By maximizing depreciation deductions, you minimize taxable liability and save money on taxes. Since you cannot immediately write-off the purchase cost of investment property, you must deduct the acquisition cost over the life of the property using depreciation.

Most rental owners are able to turn profits after collecting rent and paying rental expenses, so depreciation deductions can be used to turn their profits into tax losses. That's why rental property is considered such a good tax shelter - because you can report a loss even though you are making a profit.
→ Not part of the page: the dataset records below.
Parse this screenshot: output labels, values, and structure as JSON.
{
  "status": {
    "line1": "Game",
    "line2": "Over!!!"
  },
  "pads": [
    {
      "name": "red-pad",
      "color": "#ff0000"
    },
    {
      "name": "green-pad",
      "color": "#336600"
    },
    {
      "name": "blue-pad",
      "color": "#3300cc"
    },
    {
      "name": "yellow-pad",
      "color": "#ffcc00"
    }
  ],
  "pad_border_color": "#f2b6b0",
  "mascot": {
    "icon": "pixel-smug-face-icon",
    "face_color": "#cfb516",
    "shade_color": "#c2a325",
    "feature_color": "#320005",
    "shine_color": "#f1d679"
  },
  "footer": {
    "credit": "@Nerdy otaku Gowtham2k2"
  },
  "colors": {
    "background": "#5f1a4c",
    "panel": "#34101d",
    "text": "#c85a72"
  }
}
For example, you collect $12k rent for the year and paid $8k in rental expenses like mortgage interest and property tax. If you took no depreciation deduction, you would have to claim $4k in rental income on top of your regular income... but after a $6k depreciation deduction (typical for property worth $165k), you will claim a $2k loss while still making a $4k profit. So the depreciation allows you to avoid taxes on the additional income ($4K) that you made, and it also allows you to take a loss ($2k) against your other income and pay less taxes against what you would have owed without the rental property.

I hope this explanation was easy to understand. Depreciation is a simple concept but can easily turn into a difficult topic. For example, depreciation may be recaptured at a rate of 25%. Also, there are passive activity rules that limit the amount of loss you can claim, and then again, there are exceptions to that rule that allow you to take unlimited losses.

Be sure to consult with a tax advisor to consider your specific circumstances.